Here are a few from the archive:
Chateau Baraillon, 2013
Glenmorangie House, 2013
Outside Tequila, 2008
Waking up at Camut, Normandy, 2012
K&L Napa trip, 2011
Haste makes waste.
How many times did I hear that growing up? As an impulsive and quick-minded person I tend to do things on a moment's notice, especially during the frantic work day here at K&L. That's part of the reason I love doing this job and look forward to doing it each morning. However, no matter how comfortable and confident I have become while doing it, I still make mistakes that could have been caught had I taken a bit more care.
Like when I wrote up the new Mackinlay's Rare Whisky two days ago. I was under the impression that the whisky was a blend, meaning that it used both grain and single malt whisky like Johnnie Walker or Chivas. I kept comparing it to these blended whiskies, therefore, and focusing on how much better it was as a result.
Whoops. It's not a blend. I realized this when one of my customers emailed to ask me which distillery the grain component was from. I was looking at the list of distilleries used in the blend (1980 Glen Mhor, Glenfarclas, Mannachmore, Tamnavulin, Ben Nevis, Aultmore, Fettercairn, Pulteney, heavily-peated Dalmore, and Jura aged in Limousin oak casks) and somehow convinced myself that Glen Mhor had made grain whisky in the past. It hadn't, however.
Then I finally read the small print on the outer packaging: blended single malt whisky.

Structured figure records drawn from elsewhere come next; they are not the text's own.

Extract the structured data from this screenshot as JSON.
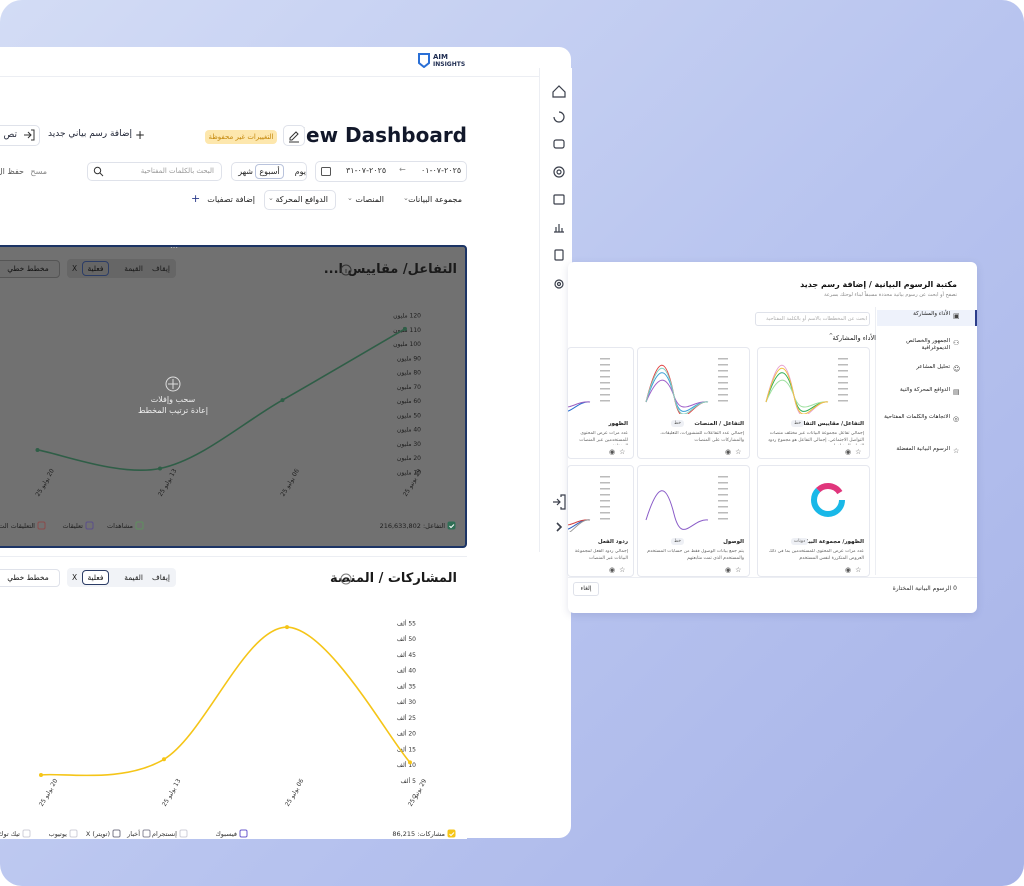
{
  "header": {
    "logo_top": "AIM",
    "logo_bottom": "INSIGHTS"
  },
  "dashboard": {
    "title": "New Dashboard",
    "unsaved_badge": "التغييرات غير محفوظة",
    "add_chart": "إضافة رسم بياني جديد",
    "export_button": "تص",
    "date_from": "٢٠٢٥-٠٧-٠١",
    "date_to": "٢٠٢٥-٠٧-٣١",
    "period_options": [
      "يوم",
      "أسبوع",
      "شهر"
    ],
    "search_placeholder": "البحث بالكلمات المفتاحية",
    "clear": "مسح",
    "save": "حفظ ال",
    "filters": [
      "مجموعة البيانات",
      "المنصات",
      "الدوافع المحركة"
    ],
    "add_filter": "إضافة تصفيات"
  },
  "drag_overlay": {
    "title": "سحب وإفلات",
    "subtitle": "إعادة ترتيب المخطط"
  },
  "chart_data": [
    {
      "type": "line",
      "title": "التفاعل/ مقاييس ا...",
      "controls": [
        "إيقاف",
        "القيمة",
        "فعلية",
        "X"
      ],
      "chart_type_label": "مخطط خطي",
      "categories": [
        "29 يونيو 25",
        "06 يوليو 25",
        "13 يوليو 25",
        "20 يوليو 25"
      ],
      "series": [
        {
          "color": "#2f5e47",
          "values": [
            111,
            61,
            13,
            26
          ]
        }
      ],
      "ylim": [
        0,
        120
      ],
      "yticks": [
        {
          "value": 10,
          "label": "10 مليون"
        },
        {
          "value": 20,
          "label": "20 مليون"
        },
        {
          "value": 30,
          "label": "30 مليون"
        },
        {
          "value": 40,
          "label": "40 مليون"
        },
        {
          "value": 50,
          "label": "50 مليون"
        },
        {
          "value": 60,
          "label": "60 مليون"
        },
        {
          "value": 70,
          "label": "70 مليون"
        },
        {
          "value": 80,
          "label": "80 مليون"
        },
        {
          "value": 90,
          "label": "90 مليون"
        },
        {
          "value": 100,
          "label": "100 مليون"
        },
        {
          "value": 110,
          "label": "110 مليون"
        },
        {
          "value": 120,
          "label": "120 مليون"
        }
      ],
      "legend": [
        {
          "label": "التفاعل: 216,633,802",
          "color": "#2f6e55",
          "checked": true
        },
        {
          "label": "مشاهدات",
          "color": "#5f8f5f",
          "checked": false
        },
        {
          "label": "تعليقات",
          "color": "#5b4f8a",
          "checked": false
        },
        {
          "label": "التعليقات الت...",
          "color": "#8a4b4b",
          "checked": false
        }
      ]
    },
    {
      "type": "line",
      "title": "المشاركات / المنصة",
      "controls": [
        "إيقاف",
        "القيمة",
        "فعلية",
        "X"
      ],
      "chart_type_label": "مخطط خطي",
      "categories": [
        "29 يونيو 25",
        "06 يوليو 25",
        "13 يوليو 25",
        "20 يوليو 25"
      ],
      "series": [
        {
          "color": "#f5c518",
          "values": [
            11,
            54,
            12,
            7
          ]
        }
      ],
      "ylim": [
        0,
        55
      ],
      "yticks": [
        0,
        {
          "value": 5,
          "label": "5 ألف"
        },
        {
          "value": 10,
          "label": "10 ألف"
        },
        {
          "value": 15,
          "label": "15 ألف"
        },
        {
          "value": 20,
          "label": "20 ألف"
        },
        {
          "value": 25,
          "label": "25 ألف"
        },
        {
          "value": 30,
          "label": "30 ألف"
        },
        {
          "value": 35,
          "label": "35 ألف"
        },
        {
          "value": 40,
          "label": "40 ألف"
        },
        {
          "value": 45,
          "label": "45 ألف"
        },
        {
          "value": 50,
          "label": "50 ألف"
        },
        {
          "value": 55,
          "label": "55 ألف"
        }
      ],
      "legend": [
        {
          "label": "مشاركات: 86,215",
          "color": "#f5c518",
          "checked": true
        },
        {
          "label": "فيسبوك",
          "color": "#6a5acd",
          "checked": false
        },
        {
          "label": "إنستجرام",
          "color": "#cfcfd8",
          "checked": false
        },
        {
          "label": "أخبار",
          "color": "#8a8a9a",
          "checked": false
        },
        {
          "label": "X (تويتر)",
          "color": "#7a7a8a",
          "checked": false
        },
        {
          "label": "يوتيوب",
          "color": "#cfcfd8",
          "checked": false
        },
        {
          "label": "تيك توك",
          "color": "#cfcfd8",
          "checked": false
        }
      ]
    }
  ],
  "chart_library": {
    "title": "مكتبة الرسوم البيانية / إضافة رسم جديد",
    "subtitle": "تصفح أو ابحث عن رسوم بيانية محددة مسبقاً لبناء لوحتك بسرعة",
    "categories": [
      "الأداء والمشاركة",
      "الجمهور والخصائص الديموغرافية",
      "تحليل المشاعر",
      "الدوافع المحركة والنية",
      "الاتجاهات والكلمات المفتاحية",
      "الرسوم البيانية المفضلة"
    ],
    "search_placeholder": "ابحث عن المخططات بالاسم أو بالكلمة المفتاحية",
    "section": "الأداء والمشاركة",
    "cards": [
      {
        "title": "التفاعل/ مقاييس التفاعل",
        "tag": "خط",
        "description": "إجمالي تفاعل مجموعة البيانات عبر مختلف منصات التواصل الاجتماعي. إجمالي التفاعل هو مجموع ردود الفعل، المشاهدات"
      },
      {
        "title": "التفاعل / المنصات",
        "tag": "خط",
        "description": "إجمالي عدد التفاعلات للمنشورات، التعليقات، والمشاركات على المنصات"
      },
      {
        "title": "الظهور",
        "tag": "خط",
        "description": "عدد مرات عرض المحتوى للمستخدمين عبر المنصات المختلفة"
      },
      {
        "title": "الظهور/ مجموعة البيانات",
        "tag": "دونات",
        "description": "عدد مرات عرض المحتوى للمستخدمين بما في ذلك العروض المتكررة لنفس المستخدم"
      },
      {
        "title": "الوصول",
        "tag": "خط",
        "description": "يتم جمع بيانات الوصول فقط من حسابات المستخدم والمستخدم الذي تمت متابعتهم"
      },
      {
        "title": "ردود الفعل",
        "tag": "خط",
        "description": "إجمالي ردود الفعل لمجموعة البيانات عبر المنصات"
      }
    ],
    "selected_count": "0 الرسوم البيانية المختارة",
    "cancel": "إلغاء"
  }
}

Wow. It was right there in front of me.
Haste makes waste.
In good news, however, most of our customers are much more interested in single malt whisky than in blended Scotch, so this should make the new Mackinlay's a bit more attractive. I was actually enjoying the fact that it was a blend while sipping it a few nights ago. It was rather creamy and malty under all that smoke, however. Now it all makes sense.
When David & David first started bringing in fancy barrel aged cocktails to the shelves of K&L I just shook my head and dismissed them. I could only think of one thing- those cheesy cans of “Club” screwdriver and pina-colada from the 1980’s mixed with the cheapest hooch and lowest quality ingredients available. My lovely wife Cinnamon bought one of these fancy things and brought it home, forced me to try it, and (once again) a great drink made a liar out of me. These new fangled barrel aged cocktails are the real thing! The inspiring bottle was the Fluid Dynamics Brandy Manhattan Cocktail, and I was hooked.
I started pestering Driscoll immediately about barrels, and tasting as many barrel aged cocktails as I could at the best bars in the area. When I got my own barrel it was on, and I knew what I had to make- my favorite cocktail of all… The Negroni. This was an extremely fun project for Cinnamon, my buddy Henry Hiatt and I, and it took more than one beer to get it done. The video is from our second filling of what was a brand new, American oak barrel. The first batch we bottled after just three weeks as the oak flavor was in danger of impacting the drink. The batch you see us filling in the video was kept for two months, and the next batch we might push to three. Tasting along the way is critical, and if you plan to keep a barrel for a long time, so is topping up.
To top up, simply blend a 750ml bottle with the same proportions that already went into the barrel. We found having Negroni on tap to be an incredible blessing (no mixing) and an incredible curse (no mixing- I’ll just grab another) and I think you will too. Try it out, it is super fun! A toast to you!